Mon | Sep 27, 2021

Court clears NCB of responsibility for bank employee’s bad advice

Published:Sunday | February 28, 2021 | 12:05 AMTanesha Mundle - Gleaner Writer

National Commercial Bank Jamaica Limited, NCB, has won an appeal against a former customer who had previously successfully sued the institution after unknowingly investing in an unregulated scheme on the advice of her personal banker, and suffering...

National Commercial Bank Jamaica Limited, NCB, has won an appeal against a former customer who had previously successfully sued the institution after unknowingly investing in an unregulated scheme on the advice of her personal banker, and suffering losses as a result.

The ex-customer, Sylvia Steens, claimed she lost $2 million, plus interest, after she borrowed $6 million from the bank, a portion of which was placed in the Higgins Warner investment scheme, a now-defunct Argentina-based foreign investment trading club, which at the time was not licensed or registered to offer investment products in Jamaica.

Steens said she was advised by her personal banker and childhood friend, Sandra Cunningham, that she could earn more on her savings of over €100,000 that was then invested with NCB Capital Markets, by putting it into an “investment programme”. She was not told the name of the programme then and was not aware that Cunningham was referring to the Higgins Warner scheme, and had not authorised the investment, she said.

Later, having tried unsuccessfully to recoup her funds in the scheme, which collapsed months after she learned of it, Steens sued NCB in the Supreme Court and was awarded damages for what she had lost, plus interest, in August 2013.

The funds and interest covering the period December 18, 2008, to August 5, 2013, at a rate of 7.5 per cent, plus $750,000 for court costs, were placed in escrow in an account at NCB, pending the appeal.

Steens’ argument was that the bank was liable for the negligent investment advice she received from its employee, now ex-employee.

However, NCB was successful in getting the three-judge panel at the Court of Appeal, consisting of Justices Hillary Phillips, Carol Edwards and Marva McDonald-Bishop, to set aside the lower court’s ruling. The panel also ordered that the funds held in escrow be turned over to the bank.

NCB, in its defence, argued that as a licensed commercial bank its services did not include the dispensation of investment advice, and that the personal banker was only authorised to convey information about its services and to conduct commercial banking transactions for the client.

The bank argued that Steens was aware that the personal banker had no authority to give investment advice, and that Cunningham had dispensed advice to Steens in her personal capacity.

NCB further noted that it was written in the loan application that the requested funds was for personal expenses and property purchase and that if Steens suffered any loss or damage, the bank was not responsible.

As part of its evidence, the bank submitted documents, including two signed in May and June of 2007 by Steens for US$4,000 and US$40,000, respectively, for investment in the scheme; as well as the loan agreement.

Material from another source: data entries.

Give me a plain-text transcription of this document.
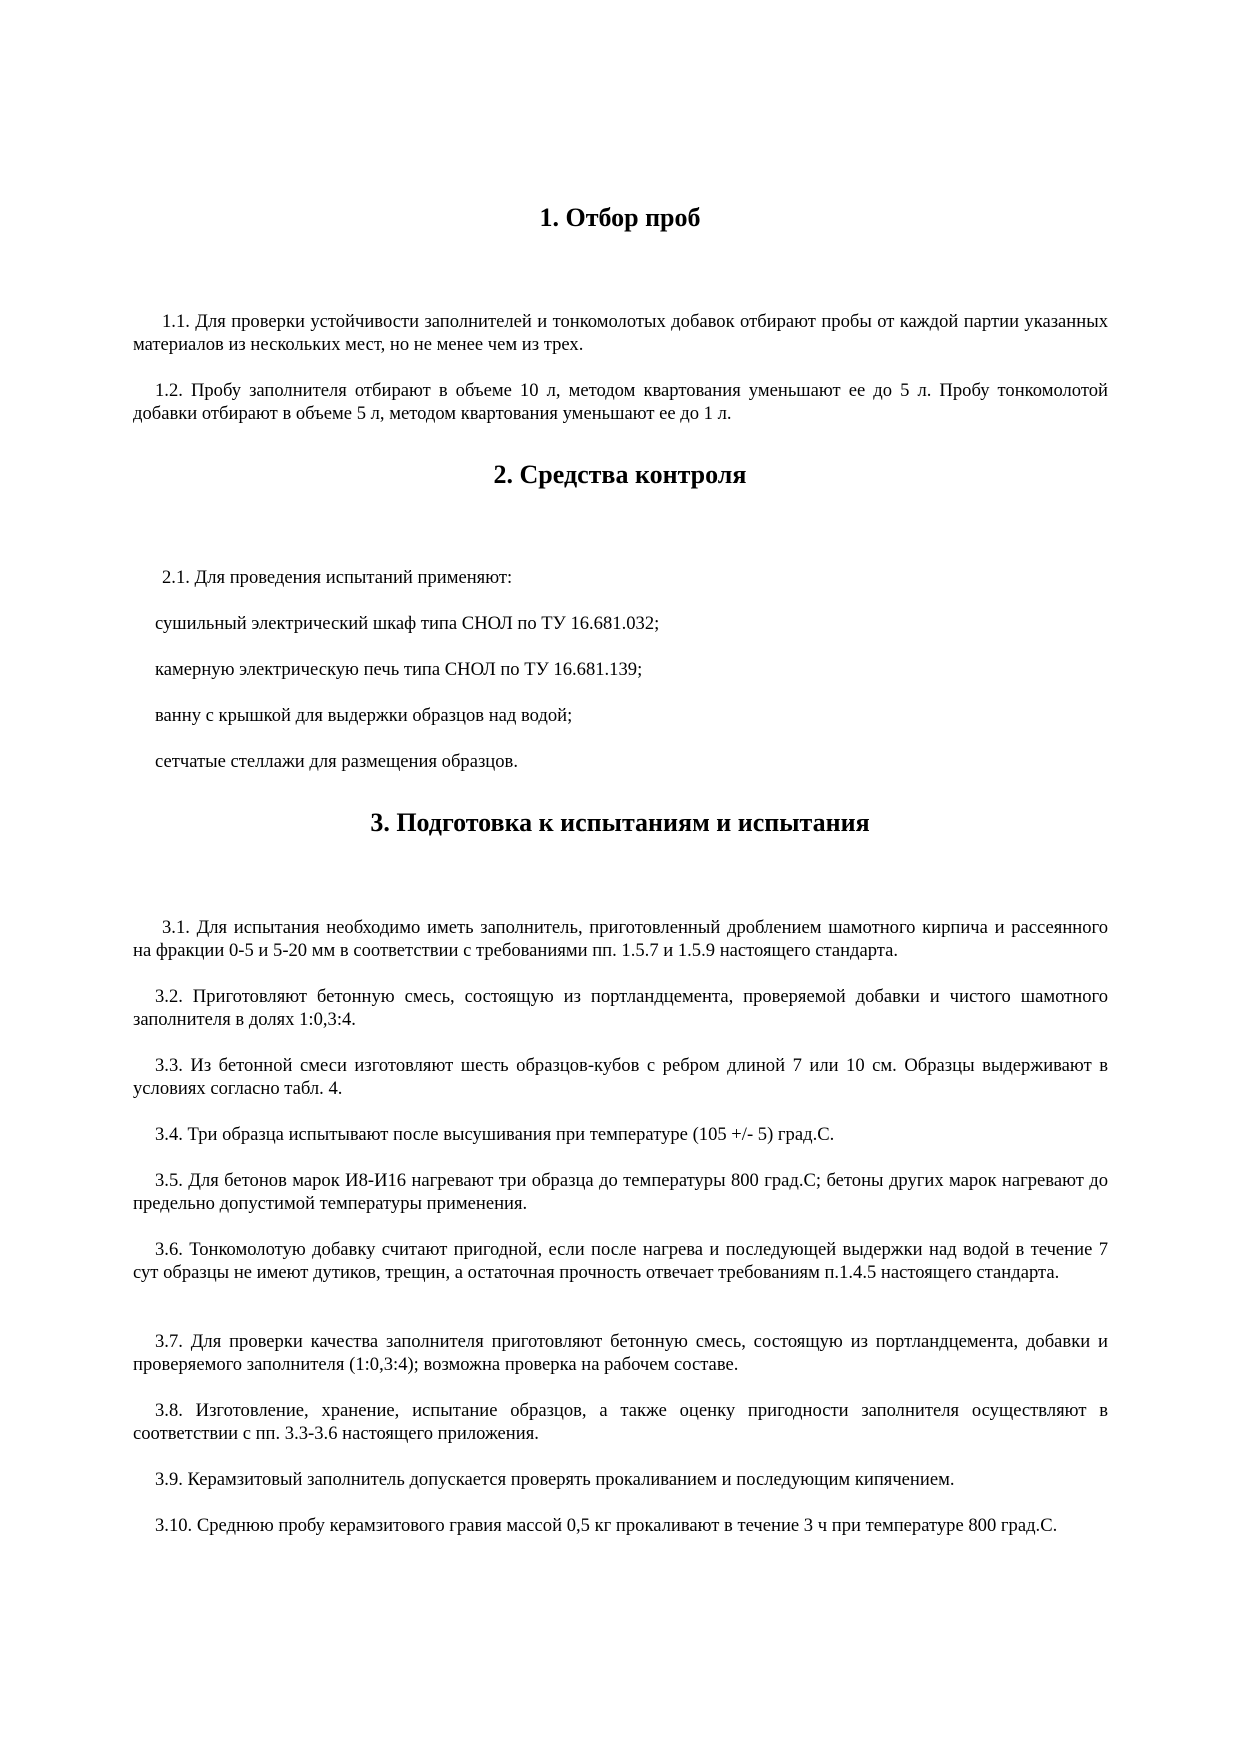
1. Отбор проб

1.1. Для проверки устойчивости заполнителей и тонкомолотых добавок отбирают пробы от каждой партии указанных материалов из нескольких мест, но не менее чем из трех.

1.2. Пробу заполнителя отбирают в объеме 10 л, методом квартования уменьшают ее до 5 л. Пробу тонкомолотой добавки отбирают в объеме 5 л, методом квартования уменьшают ее до 1 л.

2. Средства контроля

2.1. Для проведения испытаний применяют:

сушильный электрический шкаф типа СНОЛ по ТУ 16.681.032;

камерную электрическую печь типа СНОЛ по ТУ 16.681.139;

ванну с крышкой для выдержки образцов над водой;

сетчатые стеллажи для размещения образцов.

3. Подготовка к испытаниям и испытания

3.1. Для испытания необходимо иметь заполнитель, приготовленный дроблением шамотного кирпича и рассеянного на фракции 0-5 и 5-20 мм в соответствии с требованиями пп. 1.5.7 и 1.5.9 настоящего стандарта.

3.2. Приготовляют бетонную смесь, состоящую из портландцемента, проверяемой добавки и чистого шамотного заполнителя в долях 1:0,3:4.

3.3. Из бетонной смеси изготовляют шесть образцов-кубов с ребром длиной 7 или 10 см. Образцы выдерживают в условиях согласно табл. 4.

3.4. Три образца испытывают после высушивания при температуре (105 +/- 5) град.С.

3.5. Для бетонов марок И8-И16 нагревают три образца до температуры 800 град.С; бетоны других марок нагревают до предельно допустимой температуры применения.

3.6. Тонкомолотую добавку считают пригодной, если после нагрева и последующей выдержки над водой в течение 7 сут образцы не имеют дутиков, трещин, а остаточная прочность отвечает требованиям п.1.4.5 настоящего стандарта.

3.7. Для проверки качества заполнителя приготовляют бетонную смесь, состоящую из портландцемента, добавки и проверяемого заполнителя (1:0,3:4); возможна проверка на рабочем составе.

3.8. Изготовление, хранение, испытание образцов, а также оценку пригодности заполнителя осуществляют в соответствии с пп. 3.3-3.6 настоящего приложения.

3.9. Керамзитовый заполнитель допускается проверять прокаливанием и последующим кипячением.

3.10. Среднюю пробу керамзитового гравия массой 0,5 кг прокаливают в течение 3 ч при температуре 800 град.С.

NCB also tendered an undated letter from the personal banker , signed by both parties, in which it was stated that Cunningham would return US$40,000 from the loan, which was invested in the scheme, to Steens.

But Steens countered that at the time when she took out the loan, she had not seen the document outlining the purpose of the loan; and that those were not the reasons for the loans; nor had she given the personal banker permission to utilise any of the loan funds.

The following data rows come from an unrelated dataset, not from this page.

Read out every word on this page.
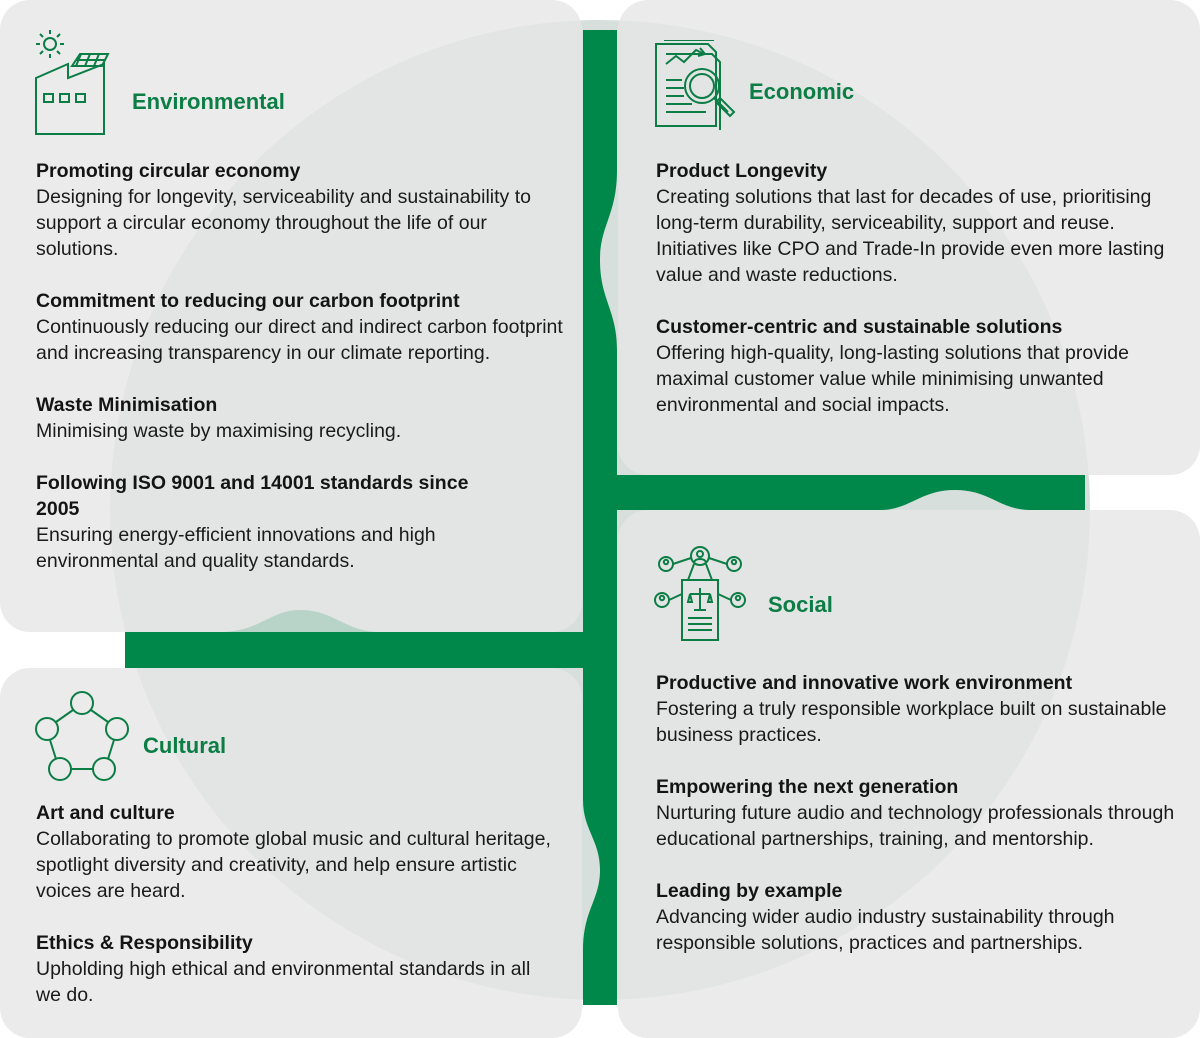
Environmental

Promoting circular economy

Designing for longevity, serviceability and sustainability to support a circular economy throughout the life of our solutions.

Commitment to reducing our carbon footprint

Continuously reducing our direct and indirect carbon footprint and increasing transparency in our climate reporting.

Waste Minimisation

Minimising waste by maximising recycling.

Following ISO 9001 and 14001 standards since 2005

Ensuring energy-efficient innovations and high environmental and quality standards.

Economic

Product Longevity

Creating solutions that last for decades of use, prioritising long-term durability, serviceability, support and reuse. Initiatives like CPO and Trade-In provide even more lasting value and waste reductions.

Customer-centric and sustainable solutions

Offering high-quality, long-lasting solutions that provide maximal customer value while minimising unwanted environmental and social impacts.

Social

Productive and innovative work environment

Fostering a truly responsible workplace built on sustainable business practices.

Empowering the next generation

Nurturing future audio and technology professionals through educational partnerships, training, and mentorship.

Leading by example

Advancing wider audio industry sustainability through responsible solutions, practices and partnerships.

Cultural

Art and culture

Collaborating to promote global music and cultural heritage, spotlight diversity and creativity, and help ensure artistic voices are heard.

Ethics & Responsibility

Upholding high ethical and environmental standards in all we do.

She also stated that she had signed the documents without reading them; that she was never informed that Cunningham could not give investment advice to her clients, and trusted her to give advice about money matters.

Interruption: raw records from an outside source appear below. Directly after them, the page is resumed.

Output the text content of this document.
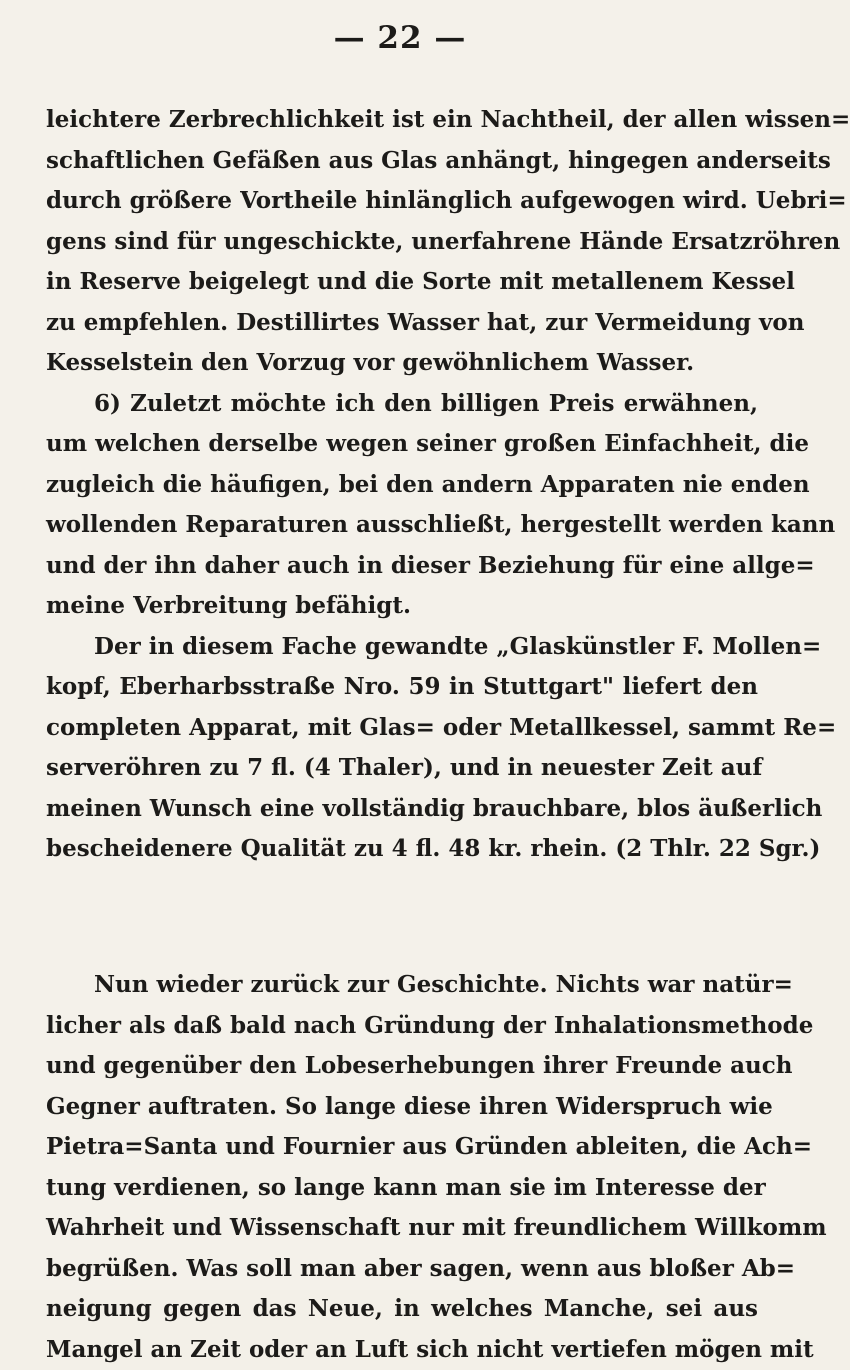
— 22 —
leichtere Zerbrechlichkeit ist ein Nachtheil, der allen wissen=
schaftlichen Gefäßen aus Glas anhängt, hingegen anderseits
durch größere Vortheile hinlänglich aufgewogen wird. Uebri=
gens sind für ungeschickte, unerfahrene Hände Ersatzröhren
in Reserve beigelegt und die Sorte mit metallenem Kessel
zu empfehlen. Destillirtes Wasser hat, zur Vermeidung von
Kesselstein den Vorzug vor gewöhnlichem Wasser.
6) Zuletzt möchte ich den billigen Preis erwähnen,
um welchen derselbe wegen seiner großen Einfachheit, die
zugleich die häufigen, bei den andern Apparaten nie enden
wollenden Reparaturen ausschließt, hergestellt werden kann
und der ihn daher auch in dieser Beziehung für eine allge=
meine Verbreitung befähigt.
Der in diesem Fache gewandte „Glaskünstler F. Mollen=
kopf, Eberharbsstraße Nro. 59 in Stuttgart" liefert den
completen Apparat, mit Glas= oder Metallkessel, sammt Re=
serveröhren zu 7 fl. (4 Thaler), und in neuester Zeit auf
meinen Wunsch eine vollständig brauchbare, blos äußerlich
bescheidenere Qualität zu 4 fl. 48 kr. rhein. (2 Thlr. 22 Sgr.)
Nun wieder zurück zur Geschichte. Nichts war natür=
licher als daß bald nach Gründung der Inhalationsmethode
und gegenüber den Lobeserhebungen ihrer Freunde auch
Gegner auftraten. So lange diese ihren Widerspruch wie
Pietra=Santa und Fournier aus Gründen ableiten, die Ach=
tung verdienen, so lange kann man sie im Interesse der
Wahrheit und Wissenschaft nur mit freundlichem Willkomm
begrüßen. Was soll man aber sagen, wenn aus bloßer Ab=
neigung gegen das Neue, in welches Manche, sei aus
Mangel an Zeit oder an Luft sich nicht vertiefen mögen mit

Steens also maintained that she did not know about the investment scheme or that it was unregulated, and that the first time she heard about the company was in November 2007, when she was told by NCB that a fraud had been committed on her account and that she owed the bank $5 million. Steens was also informed by NCB that it was investigating Cunningham’s activities.

Prior to being informed by the bank about the fraud committed on her account, Steens said she was told by Cunningham that she was no longer employed to NCB and that she was being investigated by the bank.

She later collected $2.6 million from Cunningham for the sum that was borrowed, and subsequently cleared the NCB loan and closed her accounts.

The Court of Appeal, in overturning the lower court’s decision, ruled in the unanimous judgment handed down on February 19 that the trial judge was wrong to find that Cunningham had a fiduciary relationship with Steens, the respondent in the case.

“The trial judge also failed to properly assess the evidence in concluding that the advice given by the ex-employee to invest in the unregulated investment scheme was given in her capacity as personal banker to the respondent,” the appellate justices said.

The panel also held that the trial judge had failed to apply the correct test in assessing whether NCB should be held ‘vicariously liable’ – that is, held responsible for the civil wrong of another person – in the circumstances, and in so doing, failed to consider relevant factors which caused Steens to erroneously conclude that the conduct of the ex-bank employee was so closely connected to her employment that it was just to hold NCB to account.

The bank was represented by attorney Sandra Minott-Phillips, QC, and Steens by Lord Anthony Gifford, QC.

Steens has not indicated a desire to pursue the matter further, Lord Gifford said on Wednesday.